So let’s cut to the chase with today’s opportunity. It’s hooked directly into one of the “Unstoppable Trends” we haven’t talked about yet and it involves a Tactic that’s ideal for market conditions right now. So I want to make sure you know how to use it.

What I Told My Geiger Index Members

Oil got smashed to three-year lows yesterday following a Saudi price cut that traders believe paves the way for even lower prices in the months ahead. Not surprisingly, many great companies related to energy have gotten slammed in a classic “guilt by association” move.

For millions of investors, this is a watershed moment. They pay huge amounts of lip service to wanting a correction, yet now that it’s happening they are completely panicked. Many can’t take their fingers off the sell button.

I say you use that to our advantage and make a move to pick up one of the energy industry’s strongest players – Halliburton Co. (NYSE:HAL), which was off a whopping -5.99% Tuesday alone.

Right now there’s a classic “hook pattern” forming, which you can see quite clearly in this chart from highlighting Tuesday’s trading action. All three elements – falling price, a horizontal base, and a large volume bar – are there, confirming that this is an ideal entry point.

If you’re not familiar with the term, a “hook” is a pattern formed when institutional traders squeeze the weak money out of a trade and proceed to take it in the opposite direction after doing so; in this case that’s up.

Hooks are time-insensitive so they can play out in minutes, hours or even days. You’ll know a hook when you see an extended price movement in one direction that is accompanied by a dramatically higher bar at or near the bottom that signals capitulation. That, in turn, is followed by a period of digestion or accumulation before prices reverse.

So here’s what to do…

Featured Tactic: Lowball Orders

One of the simplest yet most powerful orders any individual investors can use is the “lowball.” I love ’em – especially in market conditions like these – because they can help you grab quality stocks on the cheap at exactly the price you want. Moreover, they’re one of the few orders that cannot be gamed by institutional traders who would otherwise love to separate you from your money. And, finally, there’s no risk in “hanging” the orders out there because you miss 100% of the shots you never take – to paraphrase hockey legend Wayne Gretzky.

Here’s how they work.

  1. You line up with one or more of the Unstoppable Trends we’re following.
  2. You select a stock that’s beaten down or otherwise out of short term alignment with long term valuations, fundamentals and earnings potential. Ideally, it’s not just any old stock. I talk constantly about maintaining a “buy list” of companies you want to own if you got the opportunity to pick them up at a dramatic discount. To me, this is Apple at $70, Tesla $200, or even Facebook at $60. Your list may differ; my point is that you have a list…at all times.
  3. You pick an entry price that matches your expectations, your risk and your belief about what your intended purchase is really worth. In most cases, lowball orders align nicely with logical “support” or previous lows that can be chosen based on the time frame you’re trading.
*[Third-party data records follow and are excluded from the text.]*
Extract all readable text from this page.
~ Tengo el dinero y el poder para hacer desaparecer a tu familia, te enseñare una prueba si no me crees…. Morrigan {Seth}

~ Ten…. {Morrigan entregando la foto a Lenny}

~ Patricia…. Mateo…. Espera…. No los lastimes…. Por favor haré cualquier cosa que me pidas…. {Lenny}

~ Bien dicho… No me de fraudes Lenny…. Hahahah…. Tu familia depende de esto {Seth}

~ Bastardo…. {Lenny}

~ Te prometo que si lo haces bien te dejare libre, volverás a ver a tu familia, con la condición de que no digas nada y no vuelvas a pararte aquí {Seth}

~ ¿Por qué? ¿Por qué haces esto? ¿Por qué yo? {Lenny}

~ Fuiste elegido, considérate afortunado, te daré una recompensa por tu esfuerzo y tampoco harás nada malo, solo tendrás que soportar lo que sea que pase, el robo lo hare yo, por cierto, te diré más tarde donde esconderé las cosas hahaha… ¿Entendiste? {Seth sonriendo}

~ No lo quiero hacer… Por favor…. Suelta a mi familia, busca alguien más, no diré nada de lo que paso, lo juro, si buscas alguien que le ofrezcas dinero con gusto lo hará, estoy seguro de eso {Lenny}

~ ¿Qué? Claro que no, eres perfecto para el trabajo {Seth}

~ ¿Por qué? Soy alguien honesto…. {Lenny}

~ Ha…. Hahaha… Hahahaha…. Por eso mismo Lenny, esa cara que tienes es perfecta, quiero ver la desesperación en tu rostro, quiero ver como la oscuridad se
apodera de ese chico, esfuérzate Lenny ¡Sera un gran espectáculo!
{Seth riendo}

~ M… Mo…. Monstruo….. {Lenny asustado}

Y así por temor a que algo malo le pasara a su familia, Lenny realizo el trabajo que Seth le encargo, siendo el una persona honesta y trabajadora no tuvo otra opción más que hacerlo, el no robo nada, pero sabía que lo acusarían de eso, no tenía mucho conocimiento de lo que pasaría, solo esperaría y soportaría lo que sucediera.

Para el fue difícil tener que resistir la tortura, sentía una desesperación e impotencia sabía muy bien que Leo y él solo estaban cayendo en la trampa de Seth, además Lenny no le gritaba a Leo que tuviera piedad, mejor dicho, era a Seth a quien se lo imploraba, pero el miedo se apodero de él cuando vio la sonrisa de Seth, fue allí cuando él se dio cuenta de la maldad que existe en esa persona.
While there is no hard fast rule here, many traders find being within 10-15% of the most recent annual low is fertile hunting in choppy markets.
  4. You place your order to “buy XYZ at $ or less GTC – meaning “Good till cancelled/”
  5. Then you wait for a price dip. Why really doesn’t matter. It can be an overreaction to “bad” news, a sector pullback, a down day in the market, or anything else.

What you’re hoping to catch is exactly the type of unusually large market move that happened yesterday at a point in time when other traders are not thinking clearly and have unfairly punished prices along the way. Your goal is to buy at levels others believe are “impossibly low.” You’ll know you’re in the neighborhood if your friends tell you as much.

I call this “capitalizing on chaos” and it’s something you’ll hear me talk about a lot for one simple reason – days like yesterday are a great way to maximize your profit potential even if there’s more selling to come and even if you’re early to the trade.

Buy low and sell high is how the game works.

Action to Take: Enter a lowball order to buy Halliburton Co. (NYSE:HAL) at $44.50 or less. [Note: If that’s a new tactic for you, please read to the sidebar to the right for a play-by-play.]

If you are able to scoop up shares of HAL at $44.50 or less, I’d recommend a protective stop at $33.75, which represents a 32.9% margin of safety (based on the current price), and a price HAL hasn’t traded down to since December 31, 2012.

And, now, the bigger picture on this trade.

Despite a lot of talk to the contrary, oil is not going anywhere soon. There are still trillions of dollars being spent in an effort to keep the planet moving. That’s why Energy is one of our six unstoppable global trends.

Worldwide demand will increase by 31% to 119.4 million barrels a day by 2040, according to the EIA’s International Energy Outlook 2014, with the lion’s share of that coming from Asia, which is largely price insensitive given government subsidies there. So the short-term price war the Saudis are kicking off is really only to their detriment (and our benefit because of the opportunities it’s creating).

Halliburton has met or exceeded analyst estimates for the past nine straight quarters, so we’re hardly going with a fly-by-night operation here. I think the company is exceptionally well positioned to move sharply higher a year from now, even if oil remains cheap.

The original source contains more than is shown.